To settle the SEC’s allegations that CR Intrinsic and S.A.C. Capital had participated in an insider trading scheme, CR Intrinsic agreed to pay a disgorgement of $275 million in profits gained and losses avoided, $52 million in pre-judgment interest, and $275 million as a civil penalty, for a total of $602 million in monetary relief. Judge Marrero concluded that the monetary relief was fair and reasonable but declined to unconditionally approve the proposed settlement, choosing instead to await the Second Circuit’s pronouncement of a district court’s authority to reject settlements on account of their neither-admit-nor-deny provision.
On June 4, 2014, the Second Circuit decided the Citigroup appeal and held that a district court may not reject a settlement on the basis of a neither-admit-nor-deny provision and require parties to establish the truth of the SEC’s allegations. Furthermore, the appellate court held, a district court may not reject a settlement on the basis that the SEC failed to bring proper charges against the private party, for such a decision is matter of the SEC’s discretion.
In a statement about the Citigroup decision, SEC Enforcement Director Andrew Ceresney said that while the SEC will continue to seek admissions in appropriate cases, settlements without admission also enable regulatory agencies to serve the public interest by returning money to harmed investors more quickly.

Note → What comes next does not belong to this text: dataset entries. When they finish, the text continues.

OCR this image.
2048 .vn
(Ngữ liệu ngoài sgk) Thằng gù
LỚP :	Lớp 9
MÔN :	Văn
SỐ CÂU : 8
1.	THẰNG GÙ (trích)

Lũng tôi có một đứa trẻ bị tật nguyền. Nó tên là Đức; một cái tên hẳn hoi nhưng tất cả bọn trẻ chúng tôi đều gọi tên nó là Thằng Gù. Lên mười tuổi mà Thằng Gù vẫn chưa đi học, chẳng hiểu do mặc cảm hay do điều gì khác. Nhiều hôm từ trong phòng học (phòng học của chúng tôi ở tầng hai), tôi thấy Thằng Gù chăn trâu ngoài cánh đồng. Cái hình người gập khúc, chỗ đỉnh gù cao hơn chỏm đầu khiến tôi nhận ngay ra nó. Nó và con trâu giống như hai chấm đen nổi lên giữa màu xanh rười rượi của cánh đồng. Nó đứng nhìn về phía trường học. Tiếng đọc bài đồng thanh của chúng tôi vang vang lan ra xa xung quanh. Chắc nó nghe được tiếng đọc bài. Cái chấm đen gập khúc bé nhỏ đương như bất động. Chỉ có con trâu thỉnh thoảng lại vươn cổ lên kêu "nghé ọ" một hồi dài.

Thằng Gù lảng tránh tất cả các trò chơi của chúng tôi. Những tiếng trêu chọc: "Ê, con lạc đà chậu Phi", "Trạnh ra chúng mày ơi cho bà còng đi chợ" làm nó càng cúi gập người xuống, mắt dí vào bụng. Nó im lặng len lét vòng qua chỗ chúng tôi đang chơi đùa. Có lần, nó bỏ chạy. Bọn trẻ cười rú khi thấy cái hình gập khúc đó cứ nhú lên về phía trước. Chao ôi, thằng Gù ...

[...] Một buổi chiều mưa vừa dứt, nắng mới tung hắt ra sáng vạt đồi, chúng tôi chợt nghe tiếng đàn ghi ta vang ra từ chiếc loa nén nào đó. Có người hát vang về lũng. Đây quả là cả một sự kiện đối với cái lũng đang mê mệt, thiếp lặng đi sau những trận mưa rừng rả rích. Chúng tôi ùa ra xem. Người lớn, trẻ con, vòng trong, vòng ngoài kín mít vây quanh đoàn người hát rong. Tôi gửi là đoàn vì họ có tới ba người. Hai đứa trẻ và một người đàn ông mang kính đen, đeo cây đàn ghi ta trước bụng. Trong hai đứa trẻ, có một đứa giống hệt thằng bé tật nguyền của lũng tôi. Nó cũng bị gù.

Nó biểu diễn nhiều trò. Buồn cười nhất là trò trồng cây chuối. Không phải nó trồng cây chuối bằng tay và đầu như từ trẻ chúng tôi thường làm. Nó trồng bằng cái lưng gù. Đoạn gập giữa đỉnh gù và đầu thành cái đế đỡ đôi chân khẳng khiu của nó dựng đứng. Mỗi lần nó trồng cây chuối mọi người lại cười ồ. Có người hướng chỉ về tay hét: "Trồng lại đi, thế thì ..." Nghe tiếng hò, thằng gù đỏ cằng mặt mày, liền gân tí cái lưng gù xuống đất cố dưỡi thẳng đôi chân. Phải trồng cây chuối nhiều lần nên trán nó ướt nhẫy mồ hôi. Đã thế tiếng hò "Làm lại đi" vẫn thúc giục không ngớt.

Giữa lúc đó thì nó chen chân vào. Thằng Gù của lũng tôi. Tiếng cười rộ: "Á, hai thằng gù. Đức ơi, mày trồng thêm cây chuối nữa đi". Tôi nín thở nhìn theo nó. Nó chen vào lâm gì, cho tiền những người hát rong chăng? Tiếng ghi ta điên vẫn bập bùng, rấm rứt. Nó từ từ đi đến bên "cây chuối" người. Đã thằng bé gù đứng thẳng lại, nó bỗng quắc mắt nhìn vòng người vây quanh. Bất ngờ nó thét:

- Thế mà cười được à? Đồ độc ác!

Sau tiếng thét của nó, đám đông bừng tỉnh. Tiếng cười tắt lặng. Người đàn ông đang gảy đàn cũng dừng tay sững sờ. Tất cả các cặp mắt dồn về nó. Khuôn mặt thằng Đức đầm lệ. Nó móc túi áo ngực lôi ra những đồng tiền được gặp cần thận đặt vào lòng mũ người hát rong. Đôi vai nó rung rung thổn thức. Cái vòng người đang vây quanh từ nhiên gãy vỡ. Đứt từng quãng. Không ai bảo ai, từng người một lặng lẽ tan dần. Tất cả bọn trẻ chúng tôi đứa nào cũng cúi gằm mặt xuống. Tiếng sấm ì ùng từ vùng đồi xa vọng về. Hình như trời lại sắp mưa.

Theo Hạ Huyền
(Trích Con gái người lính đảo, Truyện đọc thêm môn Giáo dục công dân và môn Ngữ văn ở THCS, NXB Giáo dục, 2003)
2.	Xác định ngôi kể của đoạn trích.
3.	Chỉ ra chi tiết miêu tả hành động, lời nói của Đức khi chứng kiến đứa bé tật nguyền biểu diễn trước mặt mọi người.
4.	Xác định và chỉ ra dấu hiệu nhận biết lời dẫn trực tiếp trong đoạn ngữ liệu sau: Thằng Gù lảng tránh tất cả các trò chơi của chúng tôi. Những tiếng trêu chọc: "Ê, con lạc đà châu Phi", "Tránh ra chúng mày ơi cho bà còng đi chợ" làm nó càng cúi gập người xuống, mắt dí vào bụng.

Judge Marrero’s order had provided that his conditional approval of the CR Intrinsic settlement would become final upon the Second Circuit’s determination that district courts lack authority to reject settlements on account of their neither-admit-nor-deny provision. It is not clear how, if at all, Judge Marrero will address the concerns he had raised about the ability of regulators and courts to protect the public interest and hold wrongdoers accountable for financial scandals that are “unlikely to have happened without substantial misconduct” in an era when the notion of “too big to fail” has gained currency throughout commercial markets.